A long awaited investment
Lars Hammarström, head of the Health department at Vinnova, notes that investments in advanced therapies have been driven by industry, academia, and healthcare for many years.
“There is a strong analytical base that describes the bottlenecks that exist in the ecosystem around advanced therapies. A clear problem area is how to get early projects to grow in Sweden instead of moving abroad to gain access to capital, infrastructure, and expertise in order to conduct clinical studies and get to market”, says Lars Hammarström.
He notes that Sweden has a good foundation with strong research and good clinical environments, but that we do not have sufficient capacity for small companies to be able to scale up in Sweden.
“We need to strengthen this area, and it is very gratifying that the issue now has a foothold in politics. The interest has been there for a long time in the business community, which will enable us to carry out the assignment in such a short time.”
Comparable to CCRM
Lars Hammarström says that the plan is to create a type of structure inspired by CCRM, Canada’s centre for the commercialisation of regenerative medicine, through partnerships with industry.
“We will create an innovation environment where companies have access to the expertise and infrastructure they need at an early stage. Small businesses will be connected with researchers and larger players and have access to test and demo environments.”
Vinnova wants to connect the value chain in life science with the help of an innovation cluster that operates on a national level.
“The ecosystem that Sweden needs to develop is not centralised in one place. It is about linking up with the research that exists around the country. Universities and hospitals are important in this initiative and need to take advantage of the opportunities it presents.”
But the assignment will also require investments in a central infrastructure for companies working with advanced therapies.
“We need to provide appropriate facilities with dedicated expertise for the development of this type of product. Among other things, this will involve investments in laboratories.

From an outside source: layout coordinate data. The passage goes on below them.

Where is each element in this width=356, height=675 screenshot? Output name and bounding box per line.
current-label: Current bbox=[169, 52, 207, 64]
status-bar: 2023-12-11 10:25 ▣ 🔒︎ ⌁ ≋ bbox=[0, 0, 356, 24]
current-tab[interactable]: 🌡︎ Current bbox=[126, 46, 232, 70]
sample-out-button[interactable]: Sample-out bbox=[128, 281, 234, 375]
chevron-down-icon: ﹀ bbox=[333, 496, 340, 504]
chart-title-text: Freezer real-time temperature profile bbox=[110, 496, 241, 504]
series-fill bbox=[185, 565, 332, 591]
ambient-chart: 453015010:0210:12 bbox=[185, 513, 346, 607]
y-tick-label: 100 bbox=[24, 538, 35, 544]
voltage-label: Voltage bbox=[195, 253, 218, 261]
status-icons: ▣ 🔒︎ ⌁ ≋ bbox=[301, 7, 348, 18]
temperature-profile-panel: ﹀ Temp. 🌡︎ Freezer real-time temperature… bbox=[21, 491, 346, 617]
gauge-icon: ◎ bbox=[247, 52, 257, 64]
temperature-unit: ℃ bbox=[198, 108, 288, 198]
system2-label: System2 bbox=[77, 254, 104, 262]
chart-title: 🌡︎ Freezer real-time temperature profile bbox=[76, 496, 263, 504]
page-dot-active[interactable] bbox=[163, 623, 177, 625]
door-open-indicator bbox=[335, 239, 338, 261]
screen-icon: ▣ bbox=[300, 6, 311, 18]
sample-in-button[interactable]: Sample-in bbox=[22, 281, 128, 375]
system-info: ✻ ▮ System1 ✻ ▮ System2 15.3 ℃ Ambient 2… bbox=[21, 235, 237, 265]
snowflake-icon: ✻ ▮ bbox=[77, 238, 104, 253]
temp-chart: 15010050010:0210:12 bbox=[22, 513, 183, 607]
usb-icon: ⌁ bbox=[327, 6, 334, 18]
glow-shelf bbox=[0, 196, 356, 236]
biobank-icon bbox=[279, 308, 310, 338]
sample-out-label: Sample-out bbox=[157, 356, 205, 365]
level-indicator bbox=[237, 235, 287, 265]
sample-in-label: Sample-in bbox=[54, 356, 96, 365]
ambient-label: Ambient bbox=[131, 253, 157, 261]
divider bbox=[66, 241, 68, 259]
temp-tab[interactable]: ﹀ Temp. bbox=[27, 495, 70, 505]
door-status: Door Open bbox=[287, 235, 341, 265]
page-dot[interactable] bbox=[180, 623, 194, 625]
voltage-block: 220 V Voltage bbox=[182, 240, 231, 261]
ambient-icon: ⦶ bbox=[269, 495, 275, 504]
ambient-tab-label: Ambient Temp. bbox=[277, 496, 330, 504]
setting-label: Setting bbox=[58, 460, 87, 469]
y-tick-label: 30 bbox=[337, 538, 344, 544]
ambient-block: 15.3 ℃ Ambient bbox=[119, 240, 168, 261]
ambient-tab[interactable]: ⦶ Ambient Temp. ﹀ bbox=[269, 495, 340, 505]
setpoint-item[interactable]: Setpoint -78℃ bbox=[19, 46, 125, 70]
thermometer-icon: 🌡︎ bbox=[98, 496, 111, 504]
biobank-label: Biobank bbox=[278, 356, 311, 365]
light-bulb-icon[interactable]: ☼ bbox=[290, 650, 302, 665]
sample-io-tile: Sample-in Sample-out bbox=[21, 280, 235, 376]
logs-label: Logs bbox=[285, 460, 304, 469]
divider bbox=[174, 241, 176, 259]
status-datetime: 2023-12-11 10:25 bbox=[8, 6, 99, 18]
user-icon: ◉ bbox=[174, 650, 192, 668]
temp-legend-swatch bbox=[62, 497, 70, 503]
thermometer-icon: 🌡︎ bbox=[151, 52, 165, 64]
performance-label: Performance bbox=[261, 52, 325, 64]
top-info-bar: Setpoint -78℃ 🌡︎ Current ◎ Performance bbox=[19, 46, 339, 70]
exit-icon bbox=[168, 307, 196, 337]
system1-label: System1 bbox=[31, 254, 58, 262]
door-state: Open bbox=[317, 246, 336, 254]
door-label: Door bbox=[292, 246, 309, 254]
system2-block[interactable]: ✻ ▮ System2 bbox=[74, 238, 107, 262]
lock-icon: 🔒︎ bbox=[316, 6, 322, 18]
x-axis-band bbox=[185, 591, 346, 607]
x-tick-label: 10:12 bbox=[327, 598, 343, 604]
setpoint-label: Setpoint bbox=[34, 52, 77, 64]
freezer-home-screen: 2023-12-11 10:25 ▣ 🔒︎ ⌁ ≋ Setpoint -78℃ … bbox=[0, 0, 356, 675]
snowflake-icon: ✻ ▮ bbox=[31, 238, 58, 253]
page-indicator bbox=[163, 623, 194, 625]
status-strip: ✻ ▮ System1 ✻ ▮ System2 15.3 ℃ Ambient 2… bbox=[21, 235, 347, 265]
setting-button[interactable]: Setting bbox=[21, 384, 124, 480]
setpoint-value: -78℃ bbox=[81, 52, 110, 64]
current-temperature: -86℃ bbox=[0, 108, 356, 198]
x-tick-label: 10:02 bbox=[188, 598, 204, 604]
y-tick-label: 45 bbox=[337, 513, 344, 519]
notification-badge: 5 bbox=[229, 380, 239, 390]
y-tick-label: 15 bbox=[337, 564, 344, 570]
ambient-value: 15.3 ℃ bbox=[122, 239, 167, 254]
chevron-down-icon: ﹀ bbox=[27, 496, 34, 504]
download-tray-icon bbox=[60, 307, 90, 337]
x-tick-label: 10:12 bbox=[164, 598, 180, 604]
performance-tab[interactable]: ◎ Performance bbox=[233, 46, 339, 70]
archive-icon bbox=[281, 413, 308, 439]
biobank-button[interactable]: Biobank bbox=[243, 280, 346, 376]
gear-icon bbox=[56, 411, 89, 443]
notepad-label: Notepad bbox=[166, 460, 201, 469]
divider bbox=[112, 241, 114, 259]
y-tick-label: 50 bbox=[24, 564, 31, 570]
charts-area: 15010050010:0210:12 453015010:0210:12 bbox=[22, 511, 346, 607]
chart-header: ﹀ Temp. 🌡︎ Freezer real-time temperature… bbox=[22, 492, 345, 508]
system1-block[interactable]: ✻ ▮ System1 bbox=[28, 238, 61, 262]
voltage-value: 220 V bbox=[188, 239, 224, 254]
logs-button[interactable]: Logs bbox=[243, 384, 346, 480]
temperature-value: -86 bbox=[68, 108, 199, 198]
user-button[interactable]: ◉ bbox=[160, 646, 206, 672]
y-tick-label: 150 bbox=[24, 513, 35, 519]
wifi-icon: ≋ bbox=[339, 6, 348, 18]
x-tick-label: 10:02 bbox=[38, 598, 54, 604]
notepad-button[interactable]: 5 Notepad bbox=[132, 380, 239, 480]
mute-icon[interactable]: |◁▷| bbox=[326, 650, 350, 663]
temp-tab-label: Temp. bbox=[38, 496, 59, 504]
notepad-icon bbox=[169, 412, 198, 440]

Where this facility will be established is something we are currently working on based on the documentation we have received from the government assignment, the business community and the analyses and pilotstudies that have been carried out.”
In the press release from the government, cancer, Parkinson’s disease and diabetes are mentioned as examples of diseases that in the future may be cured with new advanced therapies, but which indications will be included in the initiative has not yet been decided.

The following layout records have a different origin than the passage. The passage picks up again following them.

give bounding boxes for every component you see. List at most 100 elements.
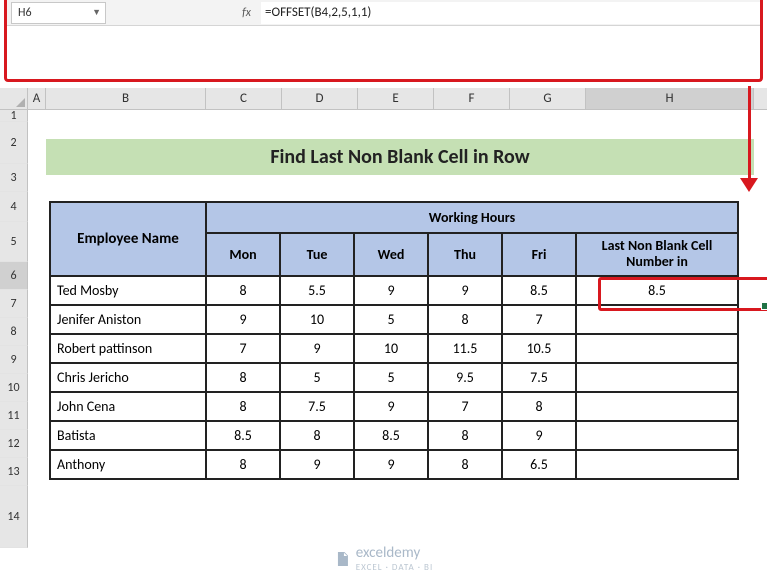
day-header-tue: Tue: [280, 233, 354, 276]
col-header-B[interactable]: B: [46, 88, 206, 109]
cell-last[interactable]: [576, 363, 738, 392]
cell[interactable]: 5: [354, 363, 428, 392]
arrow-line: [748, 86, 751, 182]
cell[interactable]: 8.5: [206, 421, 280, 450]
cell[interactable]: 9: [280, 450, 354, 479]
arrow-head-icon: [740, 178, 758, 192]
cell-last[interactable]: [576, 421, 738, 450]
cell[interactable]: 7: [206, 334, 280, 363]
select-all-corner[interactable]: [0, 88, 28, 109]
table-row: Ted Mosby85.5998.58.5: [50, 276, 738, 305]
table-row: Chris Jericho8559.57.5: [50, 363, 738, 392]
cell[interactable]: 9: [502, 421, 576, 450]
cell[interactable]: 8.5: [354, 421, 428, 450]
emp-name[interactable]: Anthony: [50, 450, 206, 479]
cell[interactable]: 8: [206, 450, 280, 479]
cell[interactable]: 10: [280, 305, 354, 334]
cell[interactable]: 8: [502, 392, 576, 421]
row-headers: 1 2 3 4 5 6 7 8 9 10 11 12 13 14: [0, 110, 28, 548]
cell[interactable]: 8: [428, 450, 502, 479]
row-header-10[interactable]: 10: [0, 374, 28, 402]
cell[interactable]: 9: [354, 392, 428, 421]
cell[interactable]: 7.5: [280, 392, 354, 421]
fx-icon[interactable]: fx: [242, 6, 251, 20]
emp-name[interactable]: John Cena: [50, 392, 206, 421]
cell-last[interactable]: [576, 305, 738, 334]
cell[interactable]: 9: [206, 305, 280, 334]
row-header-9[interactable]: 9: [0, 346, 28, 374]
cell[interactable]: 10: [354, 334, 428, 363]
watermark-logo: exceldemy EXCEL · DATA · BI: [334, 544, 433, 573]
day-header-mon: Mon: [206, 233, 280, 276]
chevron-down-icon[interactable]: ▼: [92, 7, 101, 18]
formula-bar[interactable]: =OFFSET(B4,2,5,1,1): [261, 2, 760, 24]
formula-text: =OFFSET(B4,2,5,1,1): [265, 5, 371, 20]
col-header-A[interactable]: A: [28, 88, 46, 109]
cell-last[interactable]: [576, 392, 738, 421]
cell[interactable]: 7.5: [502, 363, 576, 392]
cell[interactable]: 9.5: [428, 363, 502, 392]
data-table: Employee Name Working Hours Mon Tue Wed …: [49, 201, 739, 480]
day-header-wed: Wed: [354, 233, 428, 276]
cell-last[interactable]: [576, 334, 738, 363]
cell[interactable]: 5.5: [280, 276, 354, 305]
row-header-8[interactable]: 8: [0, 318, 28, 346]
row-header-4[interactable]: 4: [0, 192, 28, 222]
cell[interactable]: 8: [428, 305, 502, 334]
row-header-12[interactable]: 12: [0, 430, 28, 458]
cells-area[interactable]: Find Last Non Blank Cell in Row Employee…: [28, 110, 767, 548]
cell[interactable]: 5: [280, 363, 354, 392]
col-header-H[interactable]: H: [586, 88, 754, 109]
logo-text: exceldemy: [356, 544, 433, 562]
cell[interactable]: 7: [502, 305, 576, 334]
cell[interactable]: 9: [280, 334, 354, 363]
cell[interactable]: 7: [428, 392, 502, 421]
col-header-F[interactable]: F: [434, 88, 510, 109]
col-header-E[interactable]: E: [358, 88, 434, 109]
cell[interactable]: 8: [206, 276, 280, 305]
row-header-14[interactable]: 14: [0, 486, 28, 548]
emp-name[interactable]: Jenifer Aniston: [50, 305, 206, 334]
row-header-7[interactable]: 7: [0, 290, 28, 318]
cell[interactable]: 5: [354, 305, 428, 334]
cell[interactable]: 10.5: [502, 334, 576, 363]
cell[interactable]: 9: [354, 276, 428, 305]
cell[interactable]: 9: [354, 450, 428, 479]
namebox-row: H6 ▼ fx =OFFSET(B4,2,5,1,1): [7, 0, 760, 26]
cell-last[interactable]: [576, 450, 738, 479]
cell[interactable]: 8: [428, 421, 502, 450]
cell[interactable]: 8: [206, 392, 280, 421]
cell[interactable]: 11.5: [428, 334, 502, 363]
name-box[interactable]: H6 ▼: [11, 2, 106, 24]
row-header-13[interactable]: 13: [0, 458, 28, 486]
cell[interactable]: 8: [280, 421, 354, 450]
table-row: Batista8.588.589: [50, 421, 738, 450]
day-header-thu: Thu: [428, 233, 502, 276]
name-box-value: H6: [18, 6, 32, 20]
emp-name[interactable]: Robert pattinson: [50, 334, 206, 363]
row-header-1[interactable]: 1: [0, 110, 28, 122]
day-header-fri: Fri: [502, 233, 576, 276]
cell-last[interactable]: 8.5: [576, 276, 738, 305]
col-header-G[interactable]: G: [510, 88, 586, 109]
last-nonblank-header: Last Non Blank Cell Number in: [576, 233, 738, 276]
row-header-11[interactable]: 11: [0, 402, 28, 430]
formula-bar-expanded: [7, 26, 760, 78]
row-header-2[interactable]: 2: [0, 122, 28, 164]
col-header-D[interactable]: D: [282, 88, 358, 109]
table-row: John Cena87.5978: [50, 392, 738, 421]
title-text: Find Last Non Blank Cell in Row: [270, 145, 529, 169]
logo-subtext: EXCEL · DATA · BI: [356, 562, 433, 573]
employee-header: Employee Name: [50, 202, 206, 276]
row-header-3[interactable]: 3: [0, 164, 28, 192]
row-header-5[interactable]: 5: [0, 222, 28, 262]
cell[interactable]: 8.5: [502, 276, 576, 305]
col-header-C[interactable]: C: [206, 88, 282, 109]
cell[interactable]: 9: [428, 276, 502, 305]
row-header-6[interactable]: 6: [0, 262, 28, 290]
cell[interactable]: 8: [206, 363, 280, 392]
emp-name[interactable]: Ted Mosby: [50, 276, 206, 305]
cell[interactable]: 6.5: [502, 450, 576, 479]
emp-name[interactable]: Batista: [50, 421, 206, 450]
emp-name[interactable]: Chris Jericho: [50, 363, 206, 392]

“The initiative is not thematically delimited; this type of investment requires co-financing from the business community and therefore needs to be in line with Swedish companies’ commercialisation needs. The advantage is that the type of investment required here is generic for many types of production orientations as it is more about processes and less about tailoring the environment for any specific indication.”

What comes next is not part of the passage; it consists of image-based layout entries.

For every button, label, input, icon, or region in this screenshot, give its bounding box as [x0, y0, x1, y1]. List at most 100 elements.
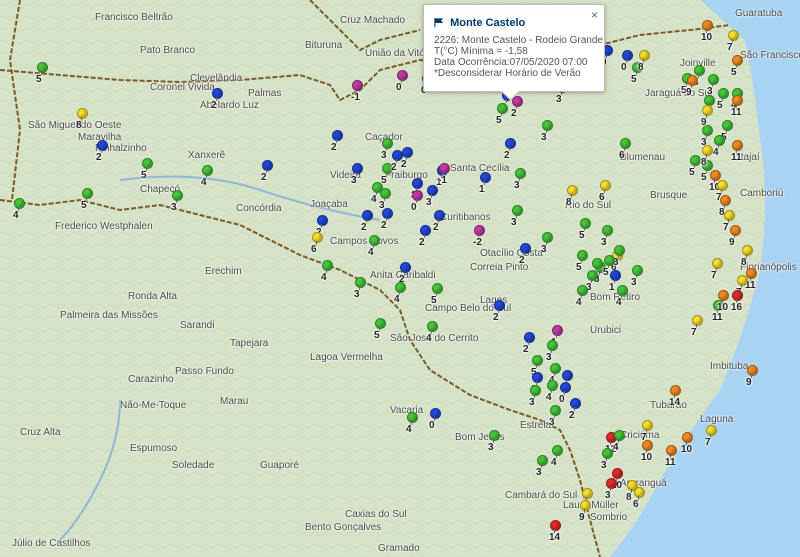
- station-marker[interactable]: 8: [565, 185, 579, 215]
- marker-value: 3: [605, 490, 611, 501]
- station-marker[interactable]: 4: [612, 430, 626, 460]
- marker-value: 5: [496, 115, 502, 126]
- station-marker[interactable]: 5: [578, 218, 592, 248]
- station-marker[interactable]: -2: [472, 225, 486, 255]
- marker-pin-icon: [474, 225, 485, 236]
- station-marker[interactable]: 2: [330, 130, 344, 160]
- station-marker[interactable]: 14: [548, 520, 562, 550]
- station-marker[interactable]: 10: [716, 290, 730, 320]
- station-marker[interactable]: 4: [320, 260, 334, 290]
- station-marker[interactable]: 9: [700, 105, 714, 135]
- station-marker[interactable]: 3: [510, 205, 524, 235]
- marker-pin-icon: [489, 430, 500, 441]
- station-marker[interactable]: 4: [367, 235, 381, 265]
- station-marker[interactable]: 3: [604, 478, 618, 508]
- station-marker[interactable]: 11: [730, 140, 744, 170]
- station-marker[interactable]: 2: [418, 225, 432, 255]
- station-marker[interactable]: 2: [568, 398, 582, 428]
- station-marker[interactable]: 7: [690, 315, 704, 345]
- marker-pin-icon: [670, 385, 681, 396]
- station-marker[interactable]: -1: [350, 80, 364, 110]
- station-marker[interactable]: 3: [353, 277, 367, 307]
- marker-pin-icon: [732, 290, 743, 301]
- station-marker[interactable]: 7: [704, 425, 718, 455]
- marker-value: 2: [401, 159, 407, 170]
- station-marker[interactable]: 2: [210, 88, 224, 118]
- station-marker[interactable]: 16: [730, 290, 744, 320]
- station-marker[interactable]: 3: [487, 430, 501, 460]
- station-marker[interactable]: 5: [80, 188, 94, 218]
- station-marker[interactable]: 10: [700, 20, 714, 50]
- station-marker[interactable]: 6: [618, 138, 632, 168]
- station-marker[interactable]: 5: [430, 283, 444, 313]
- station-marker[interactable]: 3: [630, 265, 644, 295]
- station-marker[interactable]: 0: [428, 408, 442, 438]
- close-icon[interactable]: ×: [591, 8, 598, 22]
- marker-value: -1: [351, 92, 360, 103]
- station-marker[interactable]: 6: [598, 180, 612, 210]
- station-marker[interactable]: 3: [600, 448, 614, 478]
- station-marker[interactable]: 3: [513, 168, 527, 198]
- station-marker[interactable]: 5: [373, 318, 387, 348]
- station-marker[interactable]: 4: [200, 165, 214, 195]
- station-marker[interactable]: 4: [12, 198, 26, 228]
- station-marker[interactable]: 3: [170, 190, 184, 220]
- station-marker[interactable]: 5: [495, 103, 509, 133]
- station-marker[interactable]: 6: [310, 232, 324, 262]
- station-marker[interactable]: -1: [437, 163, 451, 193]
- station-marker[interactable]: 9: [685, 75, 699, 105]
- station-marker[interactable]: 4: [712, 135, 726, 165]
- marker-value: 4: [551, 457, 557, 468]
- station-marker[interactable]: 3: [540, 120, 554, 150]
- station-marker[interactable]: 8: [637, 50, 651, 80]
- marker-pin-icon: [439, 163, 450, 174]
- station-marker[interactable]: 4: [575, 285, 589, 315]
- station-marker[interactable]: 2: [503, 138, 517, 168]
- station-marker[interactable]: 4: [550, 445, 564, 475]
- marker-value: 3: [549, 417, 555, 428]
- marker-value: 11: [731, 152, 742, 163]
- station-marker[interactable]: 7: [710, 258, 724, 288]
- station-marker[interactable]: 3: [548, 405, 562, 435]
- station-marker[interactable]: 4: [425, 321, 439, 351]
- station-marker[interactable]: 9: [745, 365, 759, 395]
- marker-pin-icon: [732, 140, 743, 151]
- station-marker[interactable]: 11: [730, 95, 744, 125]
- station-marker[interactable]: 10: [640, 440, 654, 470]
- marker-value: -2: [473, 237, 482, 248]
- station-marker[interactable]: 14: [668, 385, 682, 415]
- station-marker[interactable]: 5: [730, 55, 744, 85]
- station-marker[interactable]: 1: [478, 172, 492, 202]
- station-marker[interactable]: 2: [432, 210, 446, 240]
- station-marker[interactable]: 3: [535, 455, 549, 485]
- station-marker[interactable]: 4: [393, 282, 407, 312]
- map-canvas[interactable]: Francisco Beltrão Pato Branco Clevelândia P…: [0, 0, 800, 557]
- station-marker[interactable]: 0: [395, 70, 409, 100]
- station-marker[interactable]: 6: [632, 487, 646, 517]
- station-marker[interactable]: 2: [510, 96, 524, 126]
- station-marker[interactable]: 2: [260, 160, 274, 190]
- station-marker[interactable]: 10: [680, 432, 694, 462]
- station-marker[interactable]: 9: [578, 500, 592, 530]
- marker-pin-icon: [747, 365, 758, 376]
- station-marker[interactable]: 3: [528, 385, 542, 415]
- station-marker[interactable]: 5: [35, 62, 49, 92]
- station-marker[interactable]: 0: [410, 190, 424, 220]
- station-marker[interactable]: 8: [75, 108, 89, 138]
- station-marker[interactable]: 2: [518, 243, 532, 273]
- station-marker[interactable]: 2: [492, 300, 506, 330]
- station-marker[interactable]: 11: [664, 445, 678, 475]
- station-marker[interactable]: 2: [95, 140, 109, 170]
- station-marker[interactable]: 2: [400, 147, 414, 177]
- marker-value: 4: [426, 333, 432, 344]
- station-marker[interactable]: 3: [350, 163, 364, 193]
- marker-pin-icon: [402, 147, 413, 158]
- station-marker[interactable]: 4: [615, 285, 629, 315]
- station-marker[interactable]: 2: [380, 208, 394, 238]
- marker-pin-icon: [732, 95, 743, 106]
- station-marker[interactable]: 4: [405, 412, 419, 442]
- station-marker[interactable]: 3: [540, 232, 554, 262]
- station-marker[interactable]: 5: [716, 88, 730, 118]
- marker-pin-icon: [515, 168, 526, 179]
- station-marker[interactable]: 5: [140, 158, 154, 188]
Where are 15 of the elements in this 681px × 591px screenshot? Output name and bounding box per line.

The work will continue beyond 2025
The assignment runs until September 2025, but Lars Hammarström sees a longer time frame for the work.
“In 2025, the assignment will be finalised, but my view is that the work will continue to run over a longer period of time, where I believe that we at Vinnova will be involved also in the longer term. This is a piece of the puzzle that will strengthen the entire system, but it is not enough. We need more investment in collaboration between academia, hospitals and industry. It is very positive that the government signals that they continue to see life science as an important innovation area for Sweden.”
The assignment is the first that Vinnova has received from the current government.
“I am very pleased that the first assignment Vinnova has received from the new government is in life science and advanced therapies, which shows that these areas continues to be considered a high priority.”
The hope is that a strengthened ecosystem will create additional value in the industry.
“We have many strong components, but now it is important to supplement to get rid of bottlenecks. We hope to lay a cornerstone of the ecosystem that will provide great value, not only for the business community through exports, but also for all patients here at home.”